Token strikes delay 3 million letters in Germany
Services union Verdi said 800 of its members had walked off the job in nine sorting centers.
Berlin -- Hundreds of German postal workers came out on token strikes Monday ahead of a ballot on an unlimited shutdown in support of demands for increased pay.
Services union Verdi said 800 of its members had walked off the job in nine sorting centers, including Berlin, Dresden, Duisburg, Hanover, Hamburg and Stuttgart.
Some 3 million deliveries were delayed, according to the union, Germany's second largest with some 2.2 million members in total.

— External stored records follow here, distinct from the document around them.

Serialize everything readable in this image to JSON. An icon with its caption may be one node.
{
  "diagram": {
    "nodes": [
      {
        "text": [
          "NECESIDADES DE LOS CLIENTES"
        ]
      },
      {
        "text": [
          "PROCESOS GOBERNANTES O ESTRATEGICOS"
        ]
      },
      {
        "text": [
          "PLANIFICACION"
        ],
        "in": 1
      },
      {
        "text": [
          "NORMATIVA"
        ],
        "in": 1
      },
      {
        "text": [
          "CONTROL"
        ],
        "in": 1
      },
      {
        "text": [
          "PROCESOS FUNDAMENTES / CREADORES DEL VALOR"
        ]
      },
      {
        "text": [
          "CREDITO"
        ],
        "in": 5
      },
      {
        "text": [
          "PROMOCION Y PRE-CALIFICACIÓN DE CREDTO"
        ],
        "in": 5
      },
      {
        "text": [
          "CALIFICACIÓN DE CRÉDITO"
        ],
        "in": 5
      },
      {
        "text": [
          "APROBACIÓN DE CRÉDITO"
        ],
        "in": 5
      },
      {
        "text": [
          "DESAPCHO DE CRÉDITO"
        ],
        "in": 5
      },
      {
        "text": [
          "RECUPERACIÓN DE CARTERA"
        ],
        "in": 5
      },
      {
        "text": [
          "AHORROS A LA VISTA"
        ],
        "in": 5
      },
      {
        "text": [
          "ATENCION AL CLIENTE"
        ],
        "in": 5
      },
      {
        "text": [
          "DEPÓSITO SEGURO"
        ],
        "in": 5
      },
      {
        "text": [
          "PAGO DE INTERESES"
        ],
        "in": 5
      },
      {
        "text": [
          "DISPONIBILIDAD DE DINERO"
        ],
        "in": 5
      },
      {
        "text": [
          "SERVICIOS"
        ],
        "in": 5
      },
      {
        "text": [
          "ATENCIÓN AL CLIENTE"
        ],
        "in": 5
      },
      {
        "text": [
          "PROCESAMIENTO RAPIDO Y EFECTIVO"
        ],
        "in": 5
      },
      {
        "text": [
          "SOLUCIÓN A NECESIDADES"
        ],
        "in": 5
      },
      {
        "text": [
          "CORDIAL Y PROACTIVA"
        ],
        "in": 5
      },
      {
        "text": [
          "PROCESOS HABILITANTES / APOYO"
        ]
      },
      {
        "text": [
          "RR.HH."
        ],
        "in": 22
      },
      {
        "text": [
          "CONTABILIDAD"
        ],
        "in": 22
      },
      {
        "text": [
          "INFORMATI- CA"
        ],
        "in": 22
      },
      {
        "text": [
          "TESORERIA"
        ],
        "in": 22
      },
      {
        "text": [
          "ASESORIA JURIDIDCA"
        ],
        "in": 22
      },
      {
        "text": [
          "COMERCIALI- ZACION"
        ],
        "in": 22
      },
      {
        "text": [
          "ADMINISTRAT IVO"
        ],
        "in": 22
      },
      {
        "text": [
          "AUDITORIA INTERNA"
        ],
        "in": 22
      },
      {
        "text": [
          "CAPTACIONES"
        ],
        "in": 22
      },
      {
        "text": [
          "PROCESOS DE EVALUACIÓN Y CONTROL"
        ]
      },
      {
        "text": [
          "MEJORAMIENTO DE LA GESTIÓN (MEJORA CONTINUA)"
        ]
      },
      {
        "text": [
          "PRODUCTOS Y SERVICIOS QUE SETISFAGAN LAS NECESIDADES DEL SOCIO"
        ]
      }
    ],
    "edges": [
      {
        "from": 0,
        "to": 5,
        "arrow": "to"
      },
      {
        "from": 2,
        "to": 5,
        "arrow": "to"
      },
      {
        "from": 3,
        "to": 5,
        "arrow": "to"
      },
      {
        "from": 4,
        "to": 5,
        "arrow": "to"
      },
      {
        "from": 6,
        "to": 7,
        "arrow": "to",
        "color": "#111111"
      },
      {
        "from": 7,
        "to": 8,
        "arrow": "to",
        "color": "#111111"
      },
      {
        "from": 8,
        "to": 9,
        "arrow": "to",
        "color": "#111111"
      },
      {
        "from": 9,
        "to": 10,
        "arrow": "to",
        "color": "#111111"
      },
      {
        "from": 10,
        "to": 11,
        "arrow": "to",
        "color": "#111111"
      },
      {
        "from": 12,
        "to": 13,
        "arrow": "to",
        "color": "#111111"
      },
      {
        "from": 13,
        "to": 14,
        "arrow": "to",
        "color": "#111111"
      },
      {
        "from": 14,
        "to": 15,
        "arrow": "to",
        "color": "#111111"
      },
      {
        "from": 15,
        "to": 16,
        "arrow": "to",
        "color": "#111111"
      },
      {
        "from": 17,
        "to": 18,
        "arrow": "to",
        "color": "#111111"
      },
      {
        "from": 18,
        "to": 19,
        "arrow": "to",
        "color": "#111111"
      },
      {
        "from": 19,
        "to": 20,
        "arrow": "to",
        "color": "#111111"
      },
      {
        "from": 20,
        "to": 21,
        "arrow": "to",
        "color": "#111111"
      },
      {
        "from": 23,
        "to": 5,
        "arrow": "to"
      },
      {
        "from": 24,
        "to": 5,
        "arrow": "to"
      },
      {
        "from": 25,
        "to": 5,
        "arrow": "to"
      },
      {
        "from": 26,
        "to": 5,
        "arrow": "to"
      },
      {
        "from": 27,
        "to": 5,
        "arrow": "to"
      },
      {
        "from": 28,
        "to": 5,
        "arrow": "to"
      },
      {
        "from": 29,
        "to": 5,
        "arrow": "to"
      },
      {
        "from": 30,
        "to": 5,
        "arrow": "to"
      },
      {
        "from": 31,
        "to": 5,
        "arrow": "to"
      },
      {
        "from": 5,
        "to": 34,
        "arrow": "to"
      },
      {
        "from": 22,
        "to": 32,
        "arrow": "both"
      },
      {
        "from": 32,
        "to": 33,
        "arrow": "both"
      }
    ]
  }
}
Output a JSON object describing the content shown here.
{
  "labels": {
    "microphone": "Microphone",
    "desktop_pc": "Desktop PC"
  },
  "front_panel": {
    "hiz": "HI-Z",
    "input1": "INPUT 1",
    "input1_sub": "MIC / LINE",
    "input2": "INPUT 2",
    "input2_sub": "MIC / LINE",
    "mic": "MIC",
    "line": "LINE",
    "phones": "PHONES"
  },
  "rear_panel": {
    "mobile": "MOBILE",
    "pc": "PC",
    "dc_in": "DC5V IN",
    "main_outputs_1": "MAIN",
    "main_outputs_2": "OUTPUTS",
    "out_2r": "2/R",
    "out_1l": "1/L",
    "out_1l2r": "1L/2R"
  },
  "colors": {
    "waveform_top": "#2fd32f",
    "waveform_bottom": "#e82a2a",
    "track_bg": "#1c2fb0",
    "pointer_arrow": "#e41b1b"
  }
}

Verdi is to ballot its members starting Friday on an all-out strike that could begin on May 2, the first major strike in the sector since 1994.
Deutsche Post, the former state mail monopoly, indicated it was prepared to move on its latest offer that would give postal workers a rise over two years of 5.5 percent in exchange for longer working hours.
The offer was "not the last word," Human Resources head Walter Scheurle told the daily Sueddeutsche Zeitung.
Verdi said the offer meant a 41-hour working week and the loss of 12,500 out of 130,000 jobs.
Deutsche Post has been largely privatized over recent years, with the German state no longer holding a majority stake. It lost the last of its monopoly rights - letter delivery - at the beginning of this year.